Deze wens is recent geuit door de sportbonden. De Regeling verkeersregelaars 2009 wordt vereenvoudigd en de afzonderlijke aanstellingsbesluiten worden afgeschaft. De aanstelling van de evenementenverkeersregelaar wordt in de evenementenvergunning geregeld. De aanstelling van evenementenverkeersregelaars kan niet aan ontheffingen en verklaringen van geen bezwaar worden gekoppeld, want de afweging over de noodzaak om verkeersregelend op te treden is voorbehouden aan de verlener van de evenementenvergunning. De juridische regels richten zich ook tot verschillende groepen (de verkeersregelaars ter ontlasting van de politie versus de evenementenorganisator en wegbeheerder). Het verlenen van ontheffingen en verklaringen van geen bezwaar richt zich op het toestaan van het houden van een wedstrijd op de weg. Dit is een bevoegdheid van de wegbeheerders en kan daarom bij verschillende bestuursorganen liggen. Het doel, de scope, de betrokken belangen en de juridische kaders van de instrumenten (vergunning enerzijds en ontheffing en verklaring van geen bezwaar anderzijds) zijn verschillend. Deze instrumenten zijn bovendien in verschillende (niveaus van) regelgeving geregeld. Om deze redenen is het niet mogelijk al deze instrumenten samen te brengen in de Regeling verkeersregelaars 2009. Het is wel mogelijk dat de benodigde besluiten conform de daarvoor in afdeling 3.5.3 (Samenhangende besluiten) van de Algemene wet bestuursrecht voorziene procedure in samenhang worden voorbereid en genomen. Over mogelijke administratieve optimalisatie zijn de betrokken departementen in gesprek met politie en NOC-NSF. Randvoorwaarde is dat de verkeersveiligheid daarbij niet in het geding is.

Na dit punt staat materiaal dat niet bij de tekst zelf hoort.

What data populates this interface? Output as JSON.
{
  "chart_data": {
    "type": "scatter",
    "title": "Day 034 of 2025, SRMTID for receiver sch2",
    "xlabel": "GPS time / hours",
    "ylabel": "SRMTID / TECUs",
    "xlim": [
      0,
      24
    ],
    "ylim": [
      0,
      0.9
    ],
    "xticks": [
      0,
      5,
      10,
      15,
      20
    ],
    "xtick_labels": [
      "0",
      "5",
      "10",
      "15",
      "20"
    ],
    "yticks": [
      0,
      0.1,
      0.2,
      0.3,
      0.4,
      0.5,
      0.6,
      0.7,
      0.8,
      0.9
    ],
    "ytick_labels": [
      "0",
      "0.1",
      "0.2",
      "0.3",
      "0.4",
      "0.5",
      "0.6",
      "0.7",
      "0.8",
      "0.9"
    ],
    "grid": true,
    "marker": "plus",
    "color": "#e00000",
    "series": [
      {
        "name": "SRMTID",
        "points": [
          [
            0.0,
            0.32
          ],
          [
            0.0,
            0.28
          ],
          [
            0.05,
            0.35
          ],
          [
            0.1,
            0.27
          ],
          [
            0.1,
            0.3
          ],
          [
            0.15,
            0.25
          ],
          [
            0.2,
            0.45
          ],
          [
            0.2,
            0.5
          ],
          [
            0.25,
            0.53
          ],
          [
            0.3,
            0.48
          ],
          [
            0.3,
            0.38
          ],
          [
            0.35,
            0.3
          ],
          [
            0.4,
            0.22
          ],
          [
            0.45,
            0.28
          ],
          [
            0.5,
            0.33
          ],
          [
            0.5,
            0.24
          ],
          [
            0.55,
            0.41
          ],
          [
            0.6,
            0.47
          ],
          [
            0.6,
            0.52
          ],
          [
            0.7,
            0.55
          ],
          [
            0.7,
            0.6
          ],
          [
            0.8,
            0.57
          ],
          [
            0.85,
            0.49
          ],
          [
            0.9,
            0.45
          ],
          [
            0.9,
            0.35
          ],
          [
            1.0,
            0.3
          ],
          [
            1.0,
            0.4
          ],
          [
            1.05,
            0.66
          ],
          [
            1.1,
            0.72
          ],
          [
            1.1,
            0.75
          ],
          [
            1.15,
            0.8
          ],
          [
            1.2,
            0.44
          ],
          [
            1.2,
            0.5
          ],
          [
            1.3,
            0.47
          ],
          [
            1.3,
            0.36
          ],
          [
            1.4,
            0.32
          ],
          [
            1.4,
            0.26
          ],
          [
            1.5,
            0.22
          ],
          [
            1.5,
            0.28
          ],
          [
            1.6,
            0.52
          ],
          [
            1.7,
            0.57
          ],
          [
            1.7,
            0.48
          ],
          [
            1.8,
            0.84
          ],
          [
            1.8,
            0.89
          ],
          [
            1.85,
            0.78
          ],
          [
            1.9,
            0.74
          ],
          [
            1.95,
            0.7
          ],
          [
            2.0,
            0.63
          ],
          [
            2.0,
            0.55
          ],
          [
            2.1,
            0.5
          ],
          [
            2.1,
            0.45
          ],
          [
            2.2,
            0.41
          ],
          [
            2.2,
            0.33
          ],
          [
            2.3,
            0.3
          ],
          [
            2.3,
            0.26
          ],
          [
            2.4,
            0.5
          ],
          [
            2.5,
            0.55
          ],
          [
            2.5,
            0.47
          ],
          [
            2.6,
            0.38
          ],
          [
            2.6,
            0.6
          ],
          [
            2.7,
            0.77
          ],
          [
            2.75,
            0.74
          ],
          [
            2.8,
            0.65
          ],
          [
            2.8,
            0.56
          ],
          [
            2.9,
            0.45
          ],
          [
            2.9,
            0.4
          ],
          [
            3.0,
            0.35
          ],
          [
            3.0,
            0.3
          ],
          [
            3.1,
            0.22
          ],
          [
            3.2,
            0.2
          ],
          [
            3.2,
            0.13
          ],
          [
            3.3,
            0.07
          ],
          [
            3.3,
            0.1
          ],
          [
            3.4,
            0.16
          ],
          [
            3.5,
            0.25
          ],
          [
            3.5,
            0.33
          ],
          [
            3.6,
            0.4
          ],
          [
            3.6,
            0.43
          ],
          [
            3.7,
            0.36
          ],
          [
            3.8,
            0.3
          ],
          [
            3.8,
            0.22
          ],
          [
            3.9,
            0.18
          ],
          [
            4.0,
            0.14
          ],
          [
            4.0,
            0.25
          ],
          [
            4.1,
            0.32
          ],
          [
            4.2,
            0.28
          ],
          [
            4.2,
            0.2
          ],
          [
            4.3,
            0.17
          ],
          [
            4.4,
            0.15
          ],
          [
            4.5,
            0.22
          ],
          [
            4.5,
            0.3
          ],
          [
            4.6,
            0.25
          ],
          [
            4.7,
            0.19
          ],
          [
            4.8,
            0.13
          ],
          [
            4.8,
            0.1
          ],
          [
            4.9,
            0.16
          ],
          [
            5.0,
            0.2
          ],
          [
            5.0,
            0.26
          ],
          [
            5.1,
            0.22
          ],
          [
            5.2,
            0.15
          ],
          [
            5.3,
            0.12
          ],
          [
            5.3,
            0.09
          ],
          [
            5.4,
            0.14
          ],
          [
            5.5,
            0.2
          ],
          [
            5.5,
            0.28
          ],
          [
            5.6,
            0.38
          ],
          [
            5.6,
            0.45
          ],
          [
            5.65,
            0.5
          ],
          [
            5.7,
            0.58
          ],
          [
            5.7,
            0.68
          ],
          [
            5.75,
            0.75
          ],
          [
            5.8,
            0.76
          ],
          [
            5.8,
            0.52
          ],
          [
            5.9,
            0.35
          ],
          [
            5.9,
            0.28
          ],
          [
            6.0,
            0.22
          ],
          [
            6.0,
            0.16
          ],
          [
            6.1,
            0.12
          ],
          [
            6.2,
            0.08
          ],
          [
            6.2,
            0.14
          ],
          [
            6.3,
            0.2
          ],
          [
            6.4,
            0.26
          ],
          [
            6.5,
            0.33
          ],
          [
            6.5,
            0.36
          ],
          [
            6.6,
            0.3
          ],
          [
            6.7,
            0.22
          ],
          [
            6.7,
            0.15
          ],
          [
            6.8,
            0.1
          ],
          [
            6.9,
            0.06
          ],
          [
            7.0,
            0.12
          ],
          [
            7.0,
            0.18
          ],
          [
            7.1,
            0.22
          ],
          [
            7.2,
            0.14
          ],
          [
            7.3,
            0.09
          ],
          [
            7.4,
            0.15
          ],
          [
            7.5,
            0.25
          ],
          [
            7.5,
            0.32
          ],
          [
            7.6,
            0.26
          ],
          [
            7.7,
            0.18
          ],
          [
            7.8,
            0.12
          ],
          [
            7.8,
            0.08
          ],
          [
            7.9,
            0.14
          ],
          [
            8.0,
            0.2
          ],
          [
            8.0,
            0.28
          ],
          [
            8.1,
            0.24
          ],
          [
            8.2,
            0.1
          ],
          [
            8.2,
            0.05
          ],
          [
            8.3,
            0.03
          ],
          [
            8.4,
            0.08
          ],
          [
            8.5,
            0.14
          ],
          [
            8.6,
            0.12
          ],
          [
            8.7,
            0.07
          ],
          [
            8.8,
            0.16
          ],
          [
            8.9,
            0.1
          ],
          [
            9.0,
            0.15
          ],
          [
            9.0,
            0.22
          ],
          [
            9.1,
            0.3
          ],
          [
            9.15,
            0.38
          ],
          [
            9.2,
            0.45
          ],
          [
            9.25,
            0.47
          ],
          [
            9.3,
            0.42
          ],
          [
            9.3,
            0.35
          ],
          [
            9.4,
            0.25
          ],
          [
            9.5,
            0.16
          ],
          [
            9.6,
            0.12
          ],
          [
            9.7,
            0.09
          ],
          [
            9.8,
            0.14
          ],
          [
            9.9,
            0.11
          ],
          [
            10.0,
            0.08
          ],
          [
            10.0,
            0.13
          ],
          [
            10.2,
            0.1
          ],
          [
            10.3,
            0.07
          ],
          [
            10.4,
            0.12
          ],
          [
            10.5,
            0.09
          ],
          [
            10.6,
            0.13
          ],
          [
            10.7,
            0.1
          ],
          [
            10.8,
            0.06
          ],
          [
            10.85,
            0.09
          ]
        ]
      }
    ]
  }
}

De geldigheidsduur van de instructieverklaring is een van de gespreksonderwerpen van de werkgroep (bestaande uit VenJ, BZK, VNG en de politie) geweest die zich heeft gebogen over de uitwerking van het Actal advies dat zich richtte op verlaging van administratieve lasten. Met de wijziging van de Regeling verkeersregelaars 2009 wordt immers naast een verlichting van de administratieve lasten ook een kwaliteitsverbetering van de verkeersregelaars beoogd. De e-learning die iedere verkeersregelaars dient te volgen om in de centrale database van verkeersregelaars te worden opgenomen is daartoe aangepast en verbeterd. Het kennisniveau van de verkeersregelaars dient ook up to date te blijven. De wet- en regelgeving op het gebied van de verkeersveiligheid is voortdurend aan verandering onderhevig. Daarom heeft de werkgroep, die geadviseerd heeft over de wijziging van de Regeling verkeersregelaars 2009, aangegeven dat het wenselijk was om regelmatig, eenmaal per jaar, de e-learning te herhalen. Het tijdsbeslag voor de jaarlijkse e-learning is gering (maximaal 2 uur).
Zie antwoord vraag 4.
Het mobiel regelen van het verkeer is voorbehouden aan weginspecteurs van Rijkswaterstaat en transportbegeleiders. Ik heb kennisgenomen van de praktische problemen op dit vlak voor de organisatie van sportevenementen op de openbare weg en ben in overleg met de betrokkenen.
Hierbij deel ik u mede dat de schriftelijke vragen van de leden Bruins Slot en Van Toorenburg (beide CDA) van uw Kamer aan de Minister van Veiligheid en Justitie over de voorgenomen wijziging van de Regeling verkeersregelaars (ingezonden21 juli 2016) niet binnen de gebruikelijke termijn kunnen worden beantwoord, aangezien nog niet alle benodigde informatie is ontvangen. Ik streef ernaar de vragen zo spoedig mogelijk te beantwoorden.